Irey suggested plan sponsors use commercial databases to clean up data. Responding to an attendee question, he said about 90% of participant or beneficiary deaths are found using the Social Security Administration’s Death Master File (DMF)—and they are usually found within the first four days of death. However, Irey said the highest percentage of found deaths are through obituary searches. “We found a 0.08% error rate using the DMF, but our obituary search has a 0.05% error rate,” he said.
Clean Data for PRT Transactions
While clean data is important for identifying deaths and locating participants and beneficiaries, Dietrich told webinar attendees that his firm sees the application of data every day with pension risk transfer (PRT) activities—i.e., the offering of a lump-sum distribution window or the purchase of an annuity. “More benefits are settled via lump sums than annuities, and, with annuities, the transition to an insurance company is for the life of the benefit, so having good data is important,” he said.
When it comes to PRT activities, bad data can mean plan sponsor staff members have to spend more time cleaning up data or trying to communicate with participants and beneficiaries. It can also result in extra cost for mailings, project delays and even contract delays, Dietrich explained. “Time is money. A delay of communicating with participants can delay the contract with an insurer,” he said.
Bad data can also affect liability calculations, which are based on a participant’s date of birth and life expectancy, Dietrich added. “If you think someone is a certain age and they’re 10 years younger, a correction will come at a cost,” he said.
Having correct participant and beneficiary addresses is important to ensure the receipt of required communications, Dietrich noted. He said a lump-sum distribution can be 10% to 40% less costly for a plan sponsor than an annuity purchase, so sponsors want to get the highest take-up rate they can because it will save the plan meaningful dollars in an annuity purchase. “If you don’t have the right address, the participant can’t take a lump sum, so you will either have to include that person in the annuitization of liabilities or hand that person over to the PBGC [Pension Benefit Guaranty Corporation],” he said.

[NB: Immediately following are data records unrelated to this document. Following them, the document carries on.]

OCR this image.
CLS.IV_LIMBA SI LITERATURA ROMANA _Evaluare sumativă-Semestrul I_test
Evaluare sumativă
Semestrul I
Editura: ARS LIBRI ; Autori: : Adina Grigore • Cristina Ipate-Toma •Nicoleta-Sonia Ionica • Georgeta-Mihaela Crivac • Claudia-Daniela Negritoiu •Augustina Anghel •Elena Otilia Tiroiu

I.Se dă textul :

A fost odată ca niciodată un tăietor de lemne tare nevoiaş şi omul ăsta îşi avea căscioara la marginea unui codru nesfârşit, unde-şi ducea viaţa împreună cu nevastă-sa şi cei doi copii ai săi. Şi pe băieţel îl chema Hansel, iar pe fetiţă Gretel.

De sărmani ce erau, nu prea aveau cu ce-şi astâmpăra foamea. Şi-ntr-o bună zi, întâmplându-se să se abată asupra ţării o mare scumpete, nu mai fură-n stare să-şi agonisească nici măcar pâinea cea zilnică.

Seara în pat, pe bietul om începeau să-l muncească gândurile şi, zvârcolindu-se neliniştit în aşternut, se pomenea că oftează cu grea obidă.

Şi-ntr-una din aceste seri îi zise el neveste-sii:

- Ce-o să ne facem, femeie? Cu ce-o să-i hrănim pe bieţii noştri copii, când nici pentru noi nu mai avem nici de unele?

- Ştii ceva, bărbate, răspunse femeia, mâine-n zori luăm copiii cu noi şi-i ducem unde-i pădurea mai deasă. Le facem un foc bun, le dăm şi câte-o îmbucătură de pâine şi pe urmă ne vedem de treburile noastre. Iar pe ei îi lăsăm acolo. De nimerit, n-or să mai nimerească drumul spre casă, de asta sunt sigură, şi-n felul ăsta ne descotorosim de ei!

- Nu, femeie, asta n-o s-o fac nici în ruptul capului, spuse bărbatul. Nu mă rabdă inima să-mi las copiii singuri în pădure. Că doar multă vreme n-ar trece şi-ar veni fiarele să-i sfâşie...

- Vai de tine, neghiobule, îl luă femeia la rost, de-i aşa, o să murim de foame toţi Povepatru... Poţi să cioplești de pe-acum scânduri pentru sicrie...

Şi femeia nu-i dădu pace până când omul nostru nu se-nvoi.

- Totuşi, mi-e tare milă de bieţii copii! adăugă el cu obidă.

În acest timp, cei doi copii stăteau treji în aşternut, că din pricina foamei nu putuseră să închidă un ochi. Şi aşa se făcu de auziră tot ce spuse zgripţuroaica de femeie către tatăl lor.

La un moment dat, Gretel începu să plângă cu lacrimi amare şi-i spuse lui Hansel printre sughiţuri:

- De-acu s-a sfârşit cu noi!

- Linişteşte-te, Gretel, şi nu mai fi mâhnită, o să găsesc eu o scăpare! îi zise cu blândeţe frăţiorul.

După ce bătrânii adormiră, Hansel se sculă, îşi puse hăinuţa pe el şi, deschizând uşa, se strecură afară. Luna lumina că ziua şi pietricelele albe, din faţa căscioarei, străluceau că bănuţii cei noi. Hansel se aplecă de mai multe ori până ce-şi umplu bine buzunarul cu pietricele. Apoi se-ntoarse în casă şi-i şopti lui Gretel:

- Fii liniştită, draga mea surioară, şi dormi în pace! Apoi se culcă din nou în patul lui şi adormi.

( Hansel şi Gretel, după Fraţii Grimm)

In addition, missing or unresponsive participants will limit the number of insurance companies that will bid on a plan sponsor’s liability, resulting in less choice and potentially higher costs, Dietrich said.
Knowing participants’ locations can save plan sponsors on PRT costs another way, Dietrich explained. “Over time, insurance companies and other data miners have gotten better at estimating how long participants will live. That comes into play with the price to purchase an annuity—insurers will estimate how long they will have to insure liabilities,” he said. “Today, insurers look at life expectancy on a more granular basis using [a participant’s] ZIP code or ZIP+4. Having that data will improve the costs for annuitizing liabilities. The less information insurers have, the more conservative they will be, which will cost more for plan sponsors.”